Australian insurers and agencies are rapidly upgrading the technology that sits between underwriters and brokers - and the past 12 months have delivered some tangible proof points that the change is more than hype.
IAG, for example, launched PolicyPlace, a new digital quoting and binding platform for its intermediated business, describing it as part of a two-year, $180 million technology transformation. The initial release was tied to a CGU commercial property product called Padlock, with IAG stating that all new business quotes for Padlock would be transacted on the new platform.
Suncorp, meanwhile, has pointed to momentum in connecting large broker partners to VeroEdge, its intermediated business insurance policy platform - and signalled more broker connections are due in FY26.
And it’s not just the majors. Specialist players are also leaning hard into broker-facing tech. Cyber underwriting agency Emergence has said it launched a new website with a dedicated Broker Hub and Resource Centre, alongside an API solution aimed at integrating with broker systems for faster quote/bind/document issuance. Clover has positioned its OnePatch platform as a broker-centric, automated underwriting engine, claiming more than 95% of quotes are handled without manual intervention.
The direction of travel is clear: insurers and underwriters want faster digital trading and more straight-through processing. Brokers, however, are increasingly asking a sharper question: who is actually doing the work that makes these platforms run?
For Shane Brady (pictured), director of Stone Lane Broking & Risk Advisory, the biggest shift is not that technology is suddenly doing the “broker job”. It’s that it is rearranging the work and, in doing so, shifting where brokers must prove their worth.
“AI will reshape the workflow, but I firmly believe it doesn’t replace good brokers. It simply changes where broker value sits,” said Brady.
In practice, Brady says the real gains are emerging in workflow automation: using systems and processes that reduce rework, triage inbound matters and stop the business from being “busy” without being scalable. The prize, in his view, is capacity - freeing experienced people to spend more time on advice quality, negotiation, complex placement and relationship management, instead of drowning in repeatable tasks.
He expects automation to progressively strip out low-value manual steps: re-entering data already held on file, reminders and chasing, basic endorsements, routine certificate requests and “surface-level” comparisons. He also sees AI becoming useful in the background - sorting and routing emails, extracting key information from documents, and flagging what’s missing before a submission is even sent.
But he’s emphatic about the line that won’t move: judgement. The hardest part of broking - interpreting the client’s risk, advocating in a negotiation, and landing cover that truly responds in a claim - is not a simple pattern-recognition exercise.
Brady’s second point is more confronting for insurers: brokers may welcome quicker quotes and better visibility, but they’re wary of “efficiency” that simply relocates administration.
“We inherently take on the lion’s share of admin tasks and data input without much benefit,” he said.
In Brady’s telling, insurer portals can be genuinely helpful for standard risks and status visibility matters. The problem is duplication: brokers often still have to gather, cleanse and structure the same information — then re-key it into multiple insurer systems that don’t talk to each other.
That’s why Brady keeps coming back to connectivity. The next phase of broker tech, he argued, won’t be won by who has the slickest portal screen. It will be won by who eliminates double-handling: pre-fill, system-to-system integration, and the ability for broker workflows to connect directly into insurer workflows without creating a second administrative job.

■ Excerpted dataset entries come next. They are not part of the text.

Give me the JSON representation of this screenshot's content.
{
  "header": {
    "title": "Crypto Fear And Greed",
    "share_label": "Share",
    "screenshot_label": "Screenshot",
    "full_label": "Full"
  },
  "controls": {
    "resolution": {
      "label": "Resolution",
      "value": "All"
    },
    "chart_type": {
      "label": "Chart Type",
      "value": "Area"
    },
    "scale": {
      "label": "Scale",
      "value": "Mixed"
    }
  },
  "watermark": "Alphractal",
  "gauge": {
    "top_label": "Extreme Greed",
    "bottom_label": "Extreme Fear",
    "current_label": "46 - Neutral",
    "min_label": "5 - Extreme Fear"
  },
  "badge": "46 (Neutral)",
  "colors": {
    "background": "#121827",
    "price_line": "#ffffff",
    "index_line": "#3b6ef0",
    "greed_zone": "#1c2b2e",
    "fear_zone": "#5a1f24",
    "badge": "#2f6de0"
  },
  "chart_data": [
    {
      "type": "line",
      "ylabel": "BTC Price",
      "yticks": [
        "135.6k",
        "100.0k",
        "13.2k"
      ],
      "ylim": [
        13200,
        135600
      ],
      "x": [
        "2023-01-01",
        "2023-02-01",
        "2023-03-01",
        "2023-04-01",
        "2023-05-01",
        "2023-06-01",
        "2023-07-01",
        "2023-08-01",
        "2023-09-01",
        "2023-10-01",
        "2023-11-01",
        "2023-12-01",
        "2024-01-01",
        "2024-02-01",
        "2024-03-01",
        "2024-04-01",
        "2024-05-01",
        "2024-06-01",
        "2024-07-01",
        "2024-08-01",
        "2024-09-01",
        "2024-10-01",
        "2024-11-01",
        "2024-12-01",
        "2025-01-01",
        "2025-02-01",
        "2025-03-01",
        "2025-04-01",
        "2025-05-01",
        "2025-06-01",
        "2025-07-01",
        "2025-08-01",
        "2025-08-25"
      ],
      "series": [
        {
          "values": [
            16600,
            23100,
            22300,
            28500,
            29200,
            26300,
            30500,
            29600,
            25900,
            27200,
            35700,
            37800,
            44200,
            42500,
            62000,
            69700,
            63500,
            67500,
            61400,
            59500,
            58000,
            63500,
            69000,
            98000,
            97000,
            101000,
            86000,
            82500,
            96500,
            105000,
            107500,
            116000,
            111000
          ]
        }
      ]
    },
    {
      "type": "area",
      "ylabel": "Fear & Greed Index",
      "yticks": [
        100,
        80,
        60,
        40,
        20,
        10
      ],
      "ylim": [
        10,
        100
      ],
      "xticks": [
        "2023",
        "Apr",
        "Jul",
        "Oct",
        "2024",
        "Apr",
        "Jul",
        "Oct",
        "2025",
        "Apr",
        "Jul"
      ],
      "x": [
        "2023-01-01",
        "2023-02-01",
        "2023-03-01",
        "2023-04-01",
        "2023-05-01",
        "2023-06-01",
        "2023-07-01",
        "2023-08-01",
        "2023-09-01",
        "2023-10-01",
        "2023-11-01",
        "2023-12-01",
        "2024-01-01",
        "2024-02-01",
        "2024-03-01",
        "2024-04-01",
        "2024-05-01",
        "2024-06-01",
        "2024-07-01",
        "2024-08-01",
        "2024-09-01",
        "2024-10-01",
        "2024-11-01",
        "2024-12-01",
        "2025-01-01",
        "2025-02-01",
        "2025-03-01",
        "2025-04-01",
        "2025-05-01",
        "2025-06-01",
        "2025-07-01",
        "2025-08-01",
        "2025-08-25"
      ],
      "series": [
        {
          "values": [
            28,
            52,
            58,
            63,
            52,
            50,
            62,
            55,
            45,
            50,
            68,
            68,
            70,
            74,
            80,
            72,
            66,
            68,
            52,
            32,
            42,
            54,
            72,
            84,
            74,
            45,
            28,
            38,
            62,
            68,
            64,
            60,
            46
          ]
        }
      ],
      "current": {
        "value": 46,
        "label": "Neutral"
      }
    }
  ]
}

The subtext for insurers is strategic. If brokers increasingly experience “AI adoption” as a cost shift - more fields, more compulsory data, more portals - then the industry risks undermining the very distribution partners it relies on for advice-led placement and long-tail client relationships. Technology is changing broking. But Brady’s message is that the winners won’t be those who digitise the most steps - they’ll be those who digitise the right steps and leave brokers to do the work that only brokers can do.